La continua violazione del principio di continenza espressiva (del resto, almeno questa, riconosciuta in sede di audizione, pagg. 20-21), soggettive rispetto ai dati obbiettivi di cui egli sia in possesso (e questo su aspetti di eccezionale delicatezza anche in relazione al contesto territoriale di riferimento, ove reiterare l’accusa di essere un ‘capobastone’ della ‘ndrangheta marchia pubblicamente un soggetto), la reiterazione della condotta con una campagna di stampa martellante e soggettivamente orientata costituiscono elementi di assoluta gravità.

Ciò, si badi bene, non perchè sia inibito scrivere che un senatore della Repubblica abbia, in ipotesi, rapporti ambigui e intrattenga relazioni opache con soggetti appartenenti alla peggiore criminalità organizzata e che la sua elezione sia frutto anche di questa ambiguità, ma perchè questo è ben diverso dall’affermare, senza alcun elemento concreto e, anzi, essendo consapevoli che il soggetto “bersaglio’ non è stato neppure iscritto nel registro degli indagati, che quel soggetto è affiliato, intraneo, se non addirittura con ruoli apicali, alla ‘ndrangheta e che, di fatto, la sua attività politica ne è consapevole emanazione.

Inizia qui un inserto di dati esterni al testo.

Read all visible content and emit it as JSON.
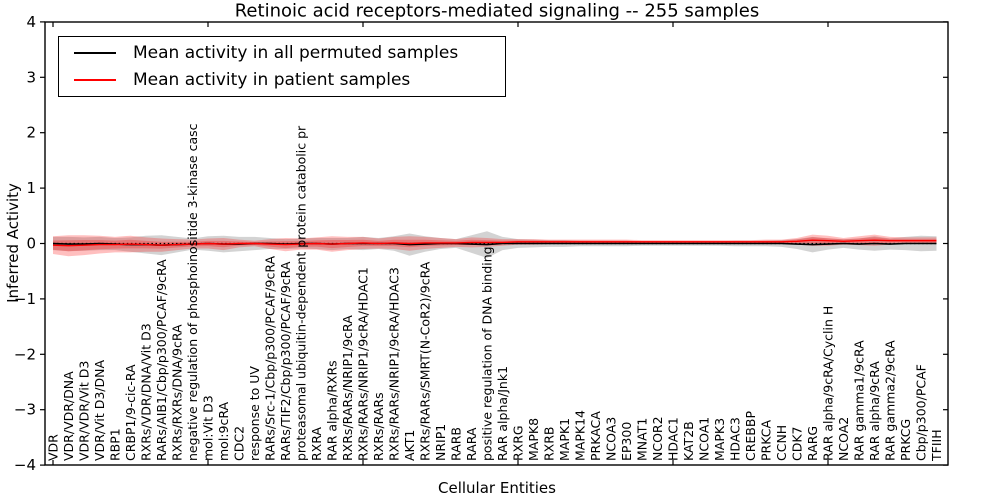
{
  "colors": {
    "axis": "#000000",
    "permuted_line": "#000000",
    "patient_line": "#ff0000",
    "permuted_band": "rgba(122,122,122,0.33)",
    "patient_band": "rgba(255,0,0,0.25)",
    "background": "#ffffff"
  },
  "legend": {
    "items": [
      {
        "label": "Mean activity in all permuted samples",
        "color": "#000000"
      },
      {
        "label": "Mean activity in patient samples",
        "color": "#ff0000"
      }
    ]
  },
  "chart_data": {
    "type": "line",
    "title": "Retinoic acid receptors-mediated signaling -- 255 samples",
    "xlabel": "Cellular Entities",
    "ylabel": "Inferred Activity",
    "ylim": [
      -4,
      4
    ],
    "yticks": [
      4,
      3,
      2,
      1,
      0,
      -1,
      -2,
      -3,
      -4
    ],
    "ytick_labels": [
      "4",
      "3",
      "2",
      "1",
      "0",
      "−1",
      "−2",
      "−3",
      "−4"
    ],
    "x_major_ticks": [
      0,
      10,
      20,
      30,
      40,
      50
    ],
    "grid": false,
    "legend_position": "upper left",
    "categories": [
      "VDR",
      "VDR/VDR/DNA",
      "VDR/VDR/Vit D3",
      "VDR/Vit D3/DNA",
      "RBP1",
      "CRBP1/9-cic-RA",
      "RXRs/VDR/DNA/Vit D3",
      "RARs/AIB1/Cbp/p300/PCAF/9cRA",
      "RXRs/RXRs/DNA/9cRA",
      "negative regulation of phosphoinositide 3-kinase casc",
      "mol:Vit D3",
      "mol:9cRA",
      "CDC2",
      "response to UV",
      "RARs/Src-1/Cbp/p300/PCAF/9cRA",
      "RARs/TIF2/Cbp/p300/PCAF/9cRA",
      "proteasomal ubiquitin-dependent protein catabolic pr",
      "RXRA",
      "RAR alpha/RXRs",
      "RXRs/RARs/NRIP1/9cRA",
      "RXRs/RARs/NRIP1/9cRA/HDAC1",
      "RXRs/RARs",
      "RXRs/RARs/NRIP1/9cRA/HDAC3",
      "AKT1",
      "RXRs/RARs/SMRT(N-CoR2)/9cRA",
      "NRIP1",
      "RARB",
      "RARA",
      "positive regulation of DNA binding",
      "RAR alpha/Jnk1",
      "RXRG",
      "MAPK8",
      "RXRB",
      "MAPK1",
      "MAPK14",
      "PRKACA",
      "NCOA3",
      "EP300",
      "MNAT1",
      "NCOR2",
      "HDAC1",
      "KAT2B",
      "NCOA1",
      "MAPK3",
      "HDAC3",
      "CREBBP",
      "PRKCA",
      "CCNH",
      "CDK7",
      "RARG",
      "RAR alpha/9cRA/Cyclin H",
      "NCOA2",
      "RAR gamma1/9cRA",
      "RAR alpha/9cRA",
      "RAR gamma2/9cRA",
      "PRKCG",
      "Cbp/p300/PCAF",
      "TFIIH"
    ],
    "series": [
      {
        "name": "Mean activity in all permuted samples",
        "color": "#000000",
        "style": "solid",
        "values": [
          0,
          -0.01,
          -0.01,
          0,
          -0.01,
          -0.02,
          -0.02,
          -0.03,
          -0.02,
          -0.01,
          0,
          -0.01,
          -0.01,
          0,
          0,
          -0.01,
          0,
          0,
          -0.01,
          0,
          0,
          0,
          0,
          -0.02,
          -0.01,
          0,
          0,
          -0.01,
          -0.02,
          0,
          0,
          0,
          0,
          0,
          0,
          0,
          0,
          0,
          0,
          0,
          0,
          0,
          0,
          0,
          0,
          0,
          0,
          0,
          -0.01,
          -0.02,
          -0.01,
          0,
          -0.01,
          0,
          -0.01,
          0,
          0,
          0
        ]
      },
      {
        "name": "Mean activity in patient samples",
        "color": "#ff0000",
        "style": "solid",
        "values": [
          -0.03,
          -0.04,
          -0.03,
          -0.02,
          -0.02,
          -0.01,
          -0.02,
          -0.03,
          -0.02,
          -0.01,
          0,
          -0.01,
          0,
          0,
          -0.01,
          -0.02,
          -0.01,
          0,
          -0.01,
          0,
          0.01,
          0,
          0.01,
          0,
          0.01,
          0.01,
          0.01,
          0.02,
          0.02,
          0.02,
          0.03,
          0.03,
          0.03,
          0.03,
          0.03,
          0.03,
          0.03,
          0.03,
          0.03,
          0.03,
          0.03,
          0.03,
          0.03,
          0.03,
          0.03,
          0.03,
          0.03,
          0.03,
          0.04,
          0.06,
          0.05,
          0.04,
          0.05,
          0.06,
          0.05,
          0.05,
          0.05,
          0.05
        ]
      },
      {
        "name": "zero-reference",
        "color": "#000000",
        "style": "dotted",
        "constant": 0
      }
    ],
    "bands": [
      {
        "name": "permuted-std",
        "color": "rgba(122,122,122,0.33)",
        "center_series": 0,
        "half_width": [
          0.12,
          0.13,
          0.12,
          0.12,
          0.11,
          0.13,
          0.16,
          0.18,
          0.14,
          0.1,
          0.13,
          0.15,
          0.13,
          0.12,
          0.1,
          0.09,
          0.09,
          0.1,
          0.11,
          0.1,
          0.12,
          0.1,
          0.13,
          0.2,
          0.14,
          0.1,
          0.08,
          0.16,
          0.24,
          0.12,
          0.08,
          0.07,
          0.06,
          0.06,
          0.05,
          0.05,
          0.05,
          0.05,
          0.04,
          0.04,
          0.04,
          0.04,
          0.04,
          0.04,
          0.05,
          0.05,
          0.05,
          0.06,
          0.09,
          0.14,
          0.1,
          0.08,
          0.1,
          0.13,
          0.1,
          0.12,
          0.14,
          0.13
        ]
      },
      {
        "name": "patient-std",
        "color": "rgba(255,0,0,0.25)",
        "center_series": 1,
        "half_width": [
          0.16,
          0.19,
          0.18,
          0.16,
          0.14,
          0.15,
          0.13,
          0.12,
          0.1,
          0.08,
          0.09,
          0.11,
          0.07,
          0.05,
          0.09,
          0.12,
          0.1,
          0.11,
          0.14,
          0.12,
          0.11,
          0.09,
          0.11,
          0.13,
          0.11,
          0.09,
          0.07,
          0.09,
          0.08,
          0.06,
          0.05,
          0.05,
          0.04,
          0.04,
          0.04,
          0.04,
          0.04,
          0.04,
          0.03,
          0.03,
          0.03,
          0.03,
          0.03,
          0.03,
          0.03,
          0.03,
          0.04,
          0.04,
          0.06,
          0.1,
          0.09,
          0.06,
          0.08,
          0.1,
          0.07,
          0.06,
          0.06,
          0.06
        ]
      }
    ]
  }
}
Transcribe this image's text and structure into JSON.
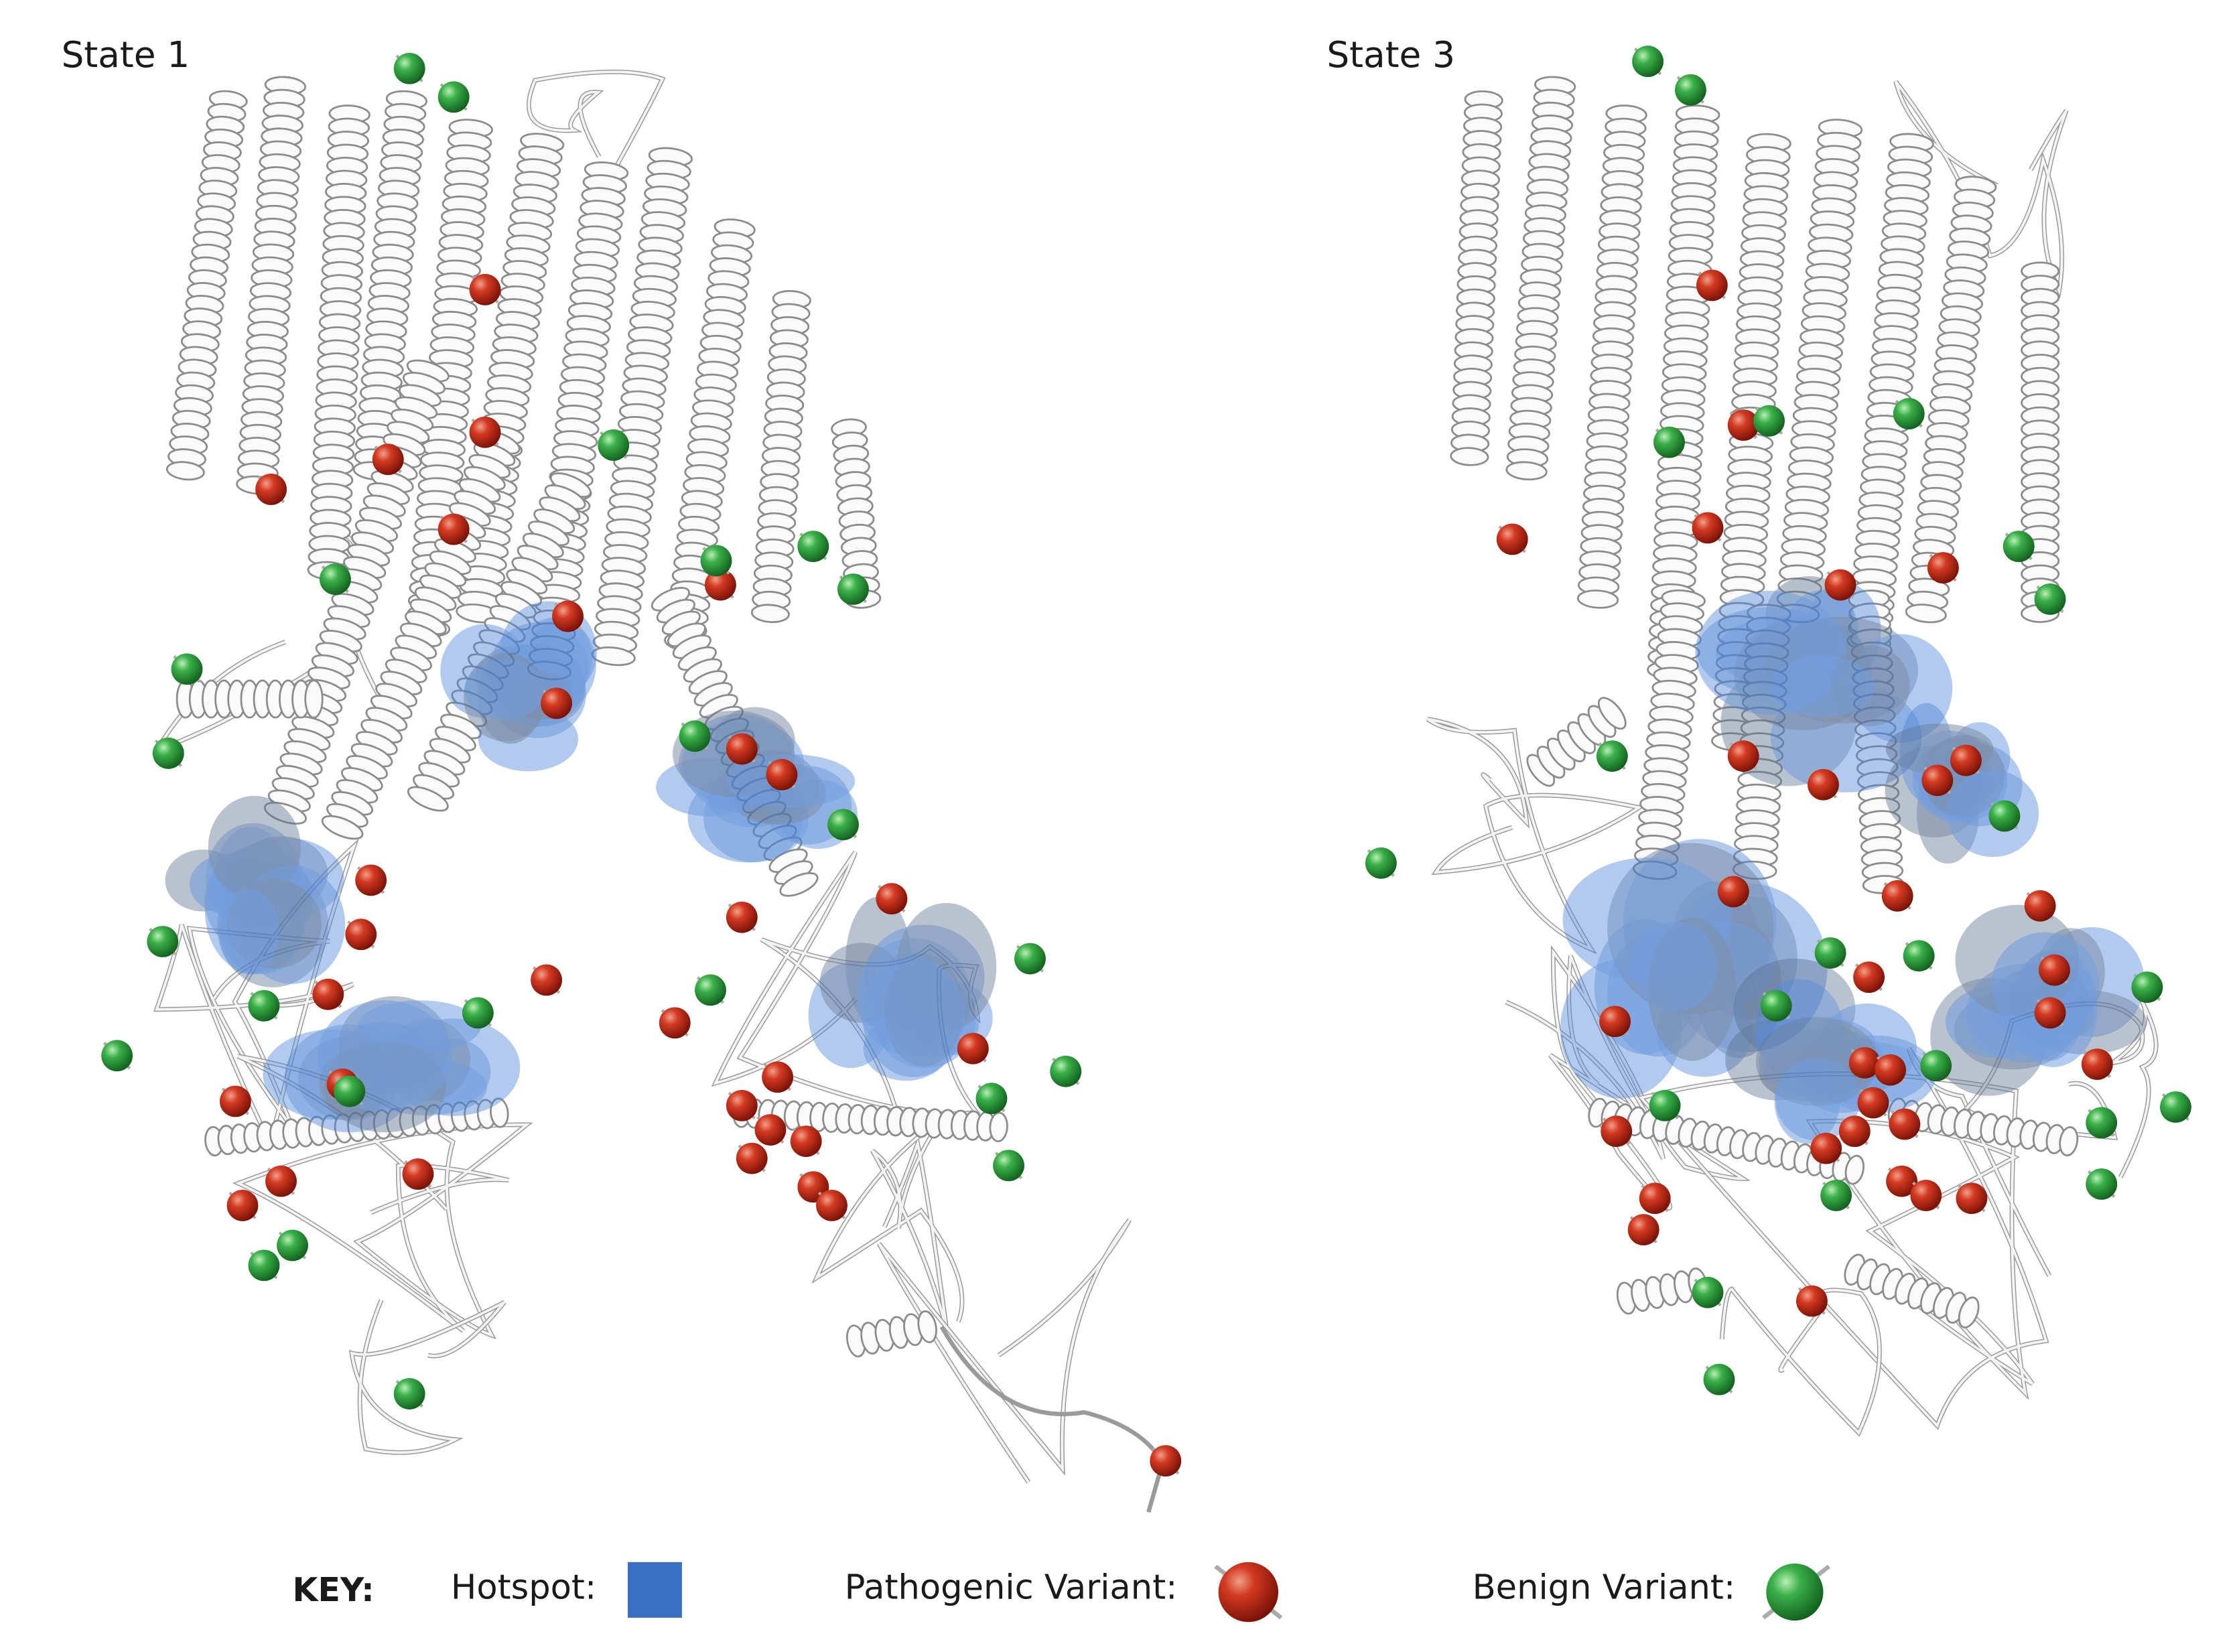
{
  "panels": [
    {
      "label": "State 1"
    },
    {
      "label": "State 3"
    }
  ],
  "key": {
    "title": "KEY:",
    "hotspot": "Hotspot:",
    "pathogenic": "Pathogenic Variant:",
    "benign": "Benign Variant:"
  }
}
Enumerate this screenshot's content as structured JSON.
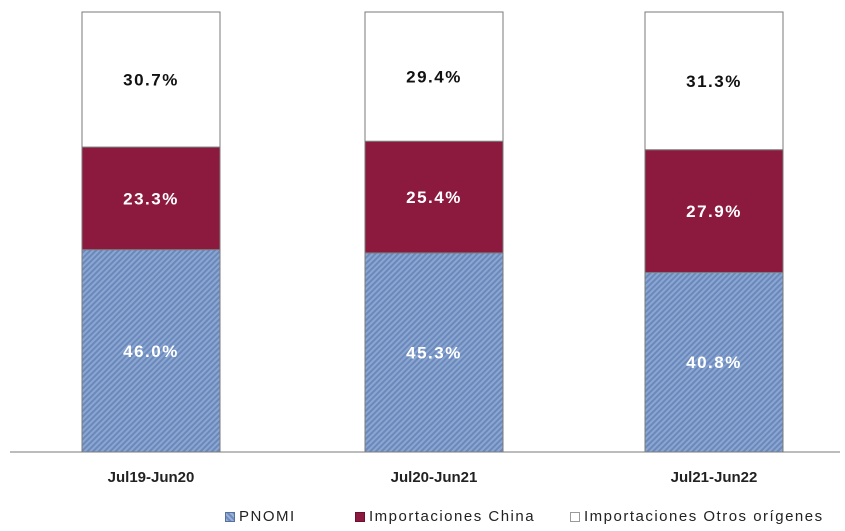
{
  "chart_data": {
    "type": "bar",
    "stacked": true,
    "categories": [
      "Jul19-Jun20",
      "Jul20-Jun21",
      "Jul21-Jun22"
    ],
    "series": [
      {
        "name": "PNOMI",
        "values": [
          46.0,
          45.3,
          40.8
        ],
        "labels": [
          "46.0%",
          "45.3%",
          "40.8%"
        ],
        "color": "#7f9ccc"
      },
      {
        "name": "Importaciones China",
        "values": [
          23.3,
          25.4,
          27.9
        ],
        "labels": [
          "23.3%",
          "25.4%",
          "27.9%"
        ],
        "color": "#8c1a3f"
      },
      {
        "name": "Importaciones Otros orígenes",
        "values": [
          30.7,
          29.4,
          31.3
        ],
        "labels": [
          "30.7%",
          "29.4%",
          "31.3%"
        ],
        "color": "#ffffff"
      }
    ],
    "ylim": [
      0,
      100
    ],
    "grid": false,
    "legend_position": "bottom"
  }
}
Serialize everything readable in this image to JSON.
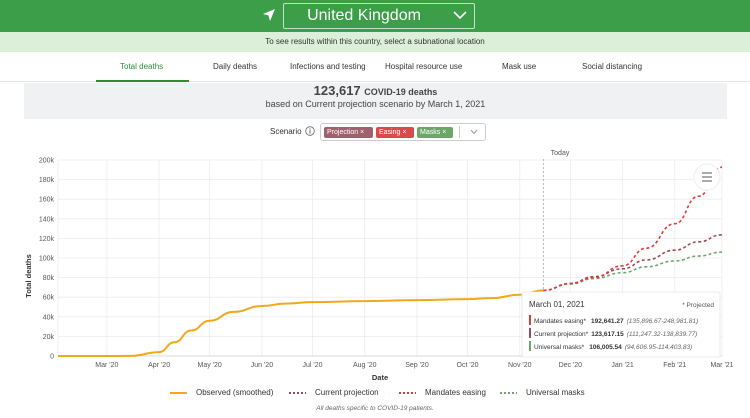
{
  "header": {
    "country": "United Kingdom",
    "subtitle": "To see results within this country, select a subnational location",
    "location_icon": "navigation-arrow-icon",
    "dropdown_icon": "chevron-down-icon"
  },
  "tabs": [
    {
      "label": "Total deaths",
      "active": true
    },
    {
      "label": "Daily deaths",
      "active": false
    },
    {
      "label": "Infections and testing",
      "active": false
    },
    {
      "label": "Hospital resource use",
      "active": false
    },
    {
      "label": "Mask use",
      "active": false
    },
    {
      "label": "Social distancing",
      "active": false
    }
  ],
  "summary": {
    "count": "123,617",
    "unit": "COVID-19 deaths",
    "description": "based on Current projection scenario by March 1, 2021"
  },
  "scenario": {
    "label": "Scenario",
    "chips": [
      {
        "label": "Projection",
        "color": "#a0616e"
      },
      {
        "label": "Easing",
        "color": "#d94a4a"
      },
      {
        "label": "Masks",
        "color": "#6ea66a"
      }
    ]
  },
  "colors": {
    "observed": "#f2a81d",
    "projection": "#9b4b57",
    "easing": "#e03b3b",
    "masks": "#6ea66a",
    "accent": "#2e8b3a",
    "topbar": "#3c9e48"
  },
  "chart_data": {
    "type": "line",
    "xlabel": "Date",
    "ylabel": "Total deaths",
    "ylim": [
      0,
      200000
    ],
    "yticks": [
      "0",
      "20k",
      "40k",
      "60k",
      "80k",
      "100k",
      "120k",
      "140k",
      "160k",
      "180k",
      "200k"
    ],
    "xticks": [
      "Mar '20",
      "Apr '20",
      "May '20",
      "Jun '20",
      "Jul '20",
      "Aug '20",
      "Sep '20",
      "Oct '20",
      "Nov '20",
      "Dec '20",
      "Jan '21",
      "Feb '21",
      "Mar '21"
    ],
    "today_label": "Today",
    "today": "2020-11-15",
    "grid": true,
    "series": [
      {
        "name": "Observed (smoothed)",
        "style": "solid",
        "x": [
          "2020-02-01",
          "2020-03-01",
          "2020-03-15",
          "2020-04-01",
          "2020-04-10",
          "2020-04-20",
          "2020-05-01",
          "2020-05-15",
          "2020-06-01",
          "2020-06-15",
          "2020-07-01",
          "2020-08-01",
          "2020-09-01",
          "2020-10-01",
          "2020-10-15",
          "2020-11-01",
          "2020-11-15"
        ],
        "y": [
          0,
          0,
          100,
          4000,
          14000,
          26000,
          36000,
          45000,
          51000,
          53500,
          55000,
          56000,
          57000,
          58000,
          59000,
          62500,
          67000
        ]
      },
      {
        "name": "Current projection",
        "style": "dashed",
        "x": [
          "2020-11-15",
          "2020-12-01",
          "2020-12-15",
          "2021-01-01",
          "2021-01-15",
          "2021-02-01",
          "2021-02-15",
          "2021-03-01"
        ],
        "y": [
          67000,
          74000,
          81000,
          89000,
          98000,
          108000,
          116500,
          123617.15
        ]
      },
      {
        "name": "Mandates easing",
        "style": "dashed",
        "x": [
          "2020-11-15",
          "2020-12-01",
          "2020-12-15",
          "2021-01-01",
          "2021-01-15",
          "2021-02-01",
          "2021-02-15",
          "2021-03-01"
        ],
        "y": [
          67000,
          74000,
          80000,
          92000,
          110000,
          135000,
          163000,
          192641.27
        ]
      },
      {
        "name": "Universal masks",
        "style": "dashed",
        "x": [
          "2020-11-15",
          "2020-12-01",
          "2020-12-15",
          "2021-01-01",
          "2021-01-15",
          "2021-02-01",
          "2021-02-15",
          "2021-03-01"
        ],
        "y": [
          67000,
          73500,
          79000,
          85000,
          91000,
          97000,
          102000,
          106005.54
        ]
      }
    ],
    "tooltip": {
      "date": "March 01, 2021",
      "tag": "* Projected",
      "rows": [
        {
          "label": "Mandates easing*",
          "value": "192,641.27",
          "range": "(135,896.67-248,981.81)",
          "color": "#e03b3b"
        },
        {
          "label": "Current projection*",
          "value": "123,617.15",
          "range": "(111,247.32-138,839.77)",
          "color": "#9b4b57"
        },
        {
          "label": "Universal masks*",
          "value": "106,005.54",
          "range": "(94,606.95-114,403.83)",
          "color": "#6ea66a"
        }
      ]
    },
    "legend": [
      "Observed (smoothed)",
      "Current projection",
      "Mandates easing",
      "Universal masks"
    ],
    "footnote": "All deaths specific to COVID-19 patients.",
    "menu_icon": "menu-lines-icon"
  }
}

L’utilizzo martellante di un nomignolo irridente ed offensivo (Peppe ‘ndrina) che serve a qualificare negativamente il soggetto in modo non equivocabile costituisce elemento di volontà diffamatoria con un livello assai alto di intensità: non vi è alcuno spazio alla putatività quando è esplicita la piena consapevolezza della mancanza di riscontri adeguati alla gravità delle affermazioni rese.

Ciò che più importa in questa sede è che questo avviene senza il rispetto della verità sostanziale dei fatti per come ragionevolmente ricostruibili sulla base degli elementi in possesso del giornalista.

Tutto ciò in un contesto di precedenti disciplinari motivati da violazioni simili, dall’uso criminalizzante delle parole e senza il minimo rispetto dei principi deontologici in materia di accuratezza delle fonti e delle notizie raccolte e in violazione del principio (anche disciplinare) secondo cui “in tema di diffamazione a mezzo stampa, nel cd. “giornalismo d’inchiesta” a rilevare è l’esigenza della valutazione, non tanto dell’attendibilità e veridicità della notizia, quanto piuttosto del rispetto dei doveri deontologici di lealtà e buona fede, oltre che della maggiore accuratezza possibile nella ricerca delle fonti e della loro attendibilità, dal che consegue che è scriminato il giornalista che eserciti la propria attività mediante la denuncia di sospetti di illeciti, allorché i medesimi, secondo un apprezzamento caso per caso riservato al giudice di merito, risultino espressi in modo motivato e argomentato sulla base di elementi obiettivi e rilevanti e mediante il ricorso, attraverso una ricerca attiva, a fonti di notizia attendibili”) (Cass. Civ. cit. par. 2.4).

Nè può accettarsi che il giornalista utilizzi, come è avvenuto in questo caso, “toni allusivi, insinuanti, decettivi, ricorrendo al sottinteso sapiente, agli accostamenti suggestionanti, al tono sproporzionatamente scandalizzato e sdegnato” (Cass. n. 27592 del 2019).

Anche la violazione dell’art. 8, lett. a) del Testo Unico risulta chiaramente integrata posto che il Carchidi, se mai, ha applicato il principio inverso e, cioè, una sorta di ‘presunzione di colpevolezza’ su fatti di formidabile gravità che non trova base adeguata negli atti a sua disposizione, laddove egli condanna come partecipe (se non come capo o promotore) di una associazione per delinquere di stampo mafioso chi neppure stato mai sottoposto a processo per questo».